Enter the recent admission by famed attorney for Donald Trump, Michael Cohen, before the House Oversight Committee when asked why he used a home equity line of payment to pay an attorney representing Stormy Daniels to hide Ms. Daniels’ affair with the soon-to-be president: “The reason I used the home-equity line of credit as opposed to cash that I had in the exact bank was that I didn’t want my wife to know about it. She handles all of the banking. And I didn’t want her coming to me and asking, “What’s the $130,000 for?” And here we have it: financial infidelity.
What may, in most cases, seem like an innocuous attempt to maintain independence in a relationship by deciding how and when money should be spent, the line wavers. In Mr. Cohen’s case, the intent was clear; hide the transfer of funds from his wife to ensure the transaction goes untraced and therefore unquestioned. However, is it always “bad” for one of a duo to spend money without discussing the matter first with his or her partner?

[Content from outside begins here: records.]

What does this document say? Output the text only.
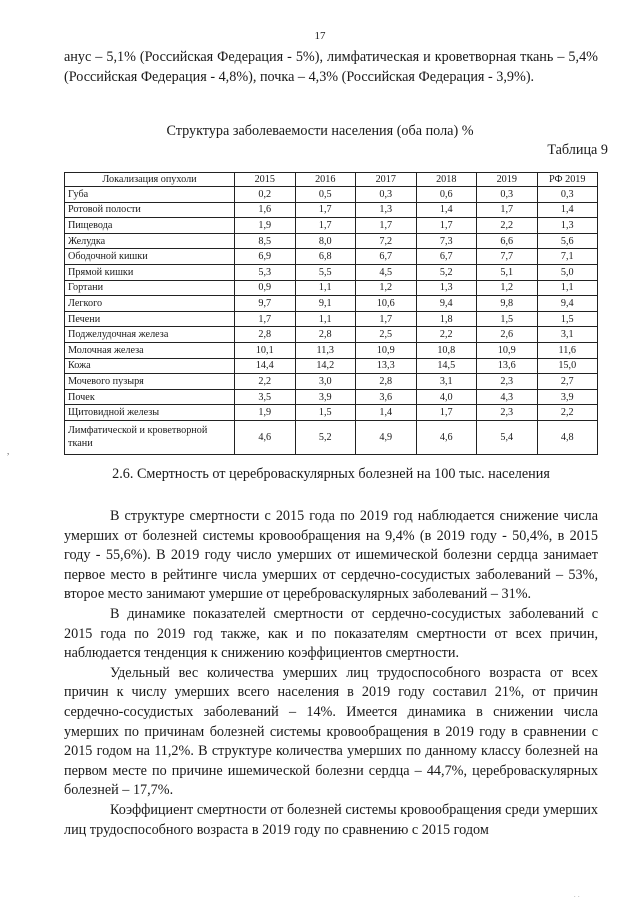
17

анус – 5,1% (Российская Федерация - 5%), лимфатическая и кроветворная ткань – 5,4% (Российская Федерация - 4,8%), почка – 4,3% (Российская Федерация - 3,9%).

Структура заболеваемости населения (оба пола) %
Таблица 9
Локализация опухоли	2015	2016	2017	2018	2019	РФ 2019
Губа	0,2	0,5	0,3	0,6	0,3	0,3
Ротовой полости	1,6	1,7	1,3	1,4	1,7	1,4
Пищевода	1,9	1,7	1,7	1,7	2,2	1,3
Желудка	8,5	8,0	7,2	7,3	6,6	5,6
Ободочной кишки	6,9	6,8	6,7	6,7	7,7	7,1
Прямой кишки	5,3	5,5	4,5	5,2	5,1	5,0
Гортани	0,9	1,1	1,2	1,3	1,2	1,1
Легкого	9,7	9,1	10,6	9,4	9,8	9,4
Печени	1,7	1,1	1,7	1,8	1,5	1,5
Поджелудочная железа	2,8	2,8	2,5	2,2	2,6	3,1
Молочная железа	10,1	11,3	10,9	10,8	10,9	11,6
Кожа	14,4	14,2	13,3	14,5	13,6	15,0
Мочевого пузыря	2,2	3,0	2,8	3,1	2,3	2,7
Почек	3,5	3,9	3,6	4,0	4,3	3,9
Щитовидной железы	1,9	1,5	1,4	1,7	2,3	2,2
Лимфатической и кроветворной ткани	4,6	5,2	4,9	4,6	5,4	4,8
2.6. Смертность от цереброваскулярных болезней на 100 тыс. населения

В структуре смертности с 2015 года по 2019 год наблюдается снижение числа умерших от болезней системы кровообращения на 9,4% (в 2019 году - 50,4%, в 2015 году - 55,6%). В 2019 году число умерших от ишемической болезни сердца занимает первое место в рейтинге числа умерших от сердечно-сосудистых заболеваний – 53%, второе место занимают умершие от цереброваскулярных заболеваний – 31%.

В динамике показателей смертности от сердечно-сосудистых заболеваний с 2015 года по 2019 год также, как и по показателям смертности от всех причин, наблюдается тенденция к снижению коэффициентов смертности.

Удельный вес количества умерших лиц трудоспособного возраста от всех причин к числу умерших всего населения в 2019 году составил 21%, от причин сердечно-сосудистых заболеваний – 14%. Имеется динамика в снижении числа умерших по причинам болезней системы кровообращения в 2019 году в сравнении с 2015 годом на 11,2%. В структуре количества умерших по данному классу болезней на первом месте по причине ишемической болезни сердца – 44,7%, цереброваскулярных болезней – 17,7%.

Коэффициент смертности от болезней системы кровообращения среди умерших лиц трудоспособного возраста в 2019 году по сравнению с 2015 годом

,
· ·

So here is where the quandary lies: is it better to maintain financial independence or micromanage each other’s spending habits? Can there be a happy medium? Considering that individuals are marrying later in life, which invariably means those individuals come to a marriage with careers, assets and income, the following may offer ways to strike that middle ground and keep marriages intact.
Enter Into a Prenuptial or Post-Nuptial Agreement: Entered into either before or after the marriage, these contracts not only protect parties’ assets and income earned prior to the divorce and alter parties’ rights under a state’s divorce laws, they can even dictate how resources are spent during the marriage. While considered largely “unromantic,” prenuptial and post-nuptial agreements can offer peace of mind as couples can have a meeting of the minds as to how marital income (income earned during the marriage) should be spent, thus eliminating surprise down the road.
If Maintaining Separate Accounts, Still Be Transparent: Not all couples need to maintain joint accounts. Provided parties have established clear goals for saving, meeting regular expenses and having honest conversations about the “big” purchases,” financial independence can still be achieved. Create a budget for the “must pay” items, aim to contribute to savings on a month basis and then give leeway to each other to use what’s left at his or her discretion.
However, Pay Attention: Be your own advocate. There is traditionally one spouse or partner who knows less about the couple’s financial situation than the other. Being trusting of another’s spending habits does not mean that a party should not be aware or part of all financial decisions made for the household. Attend meetings with financial advisors, read account statements and other financial documents, and ask questions, either of a spouse or a professional. Indeed, the more information you have, the more empowered you are and the stronger a marriage will be.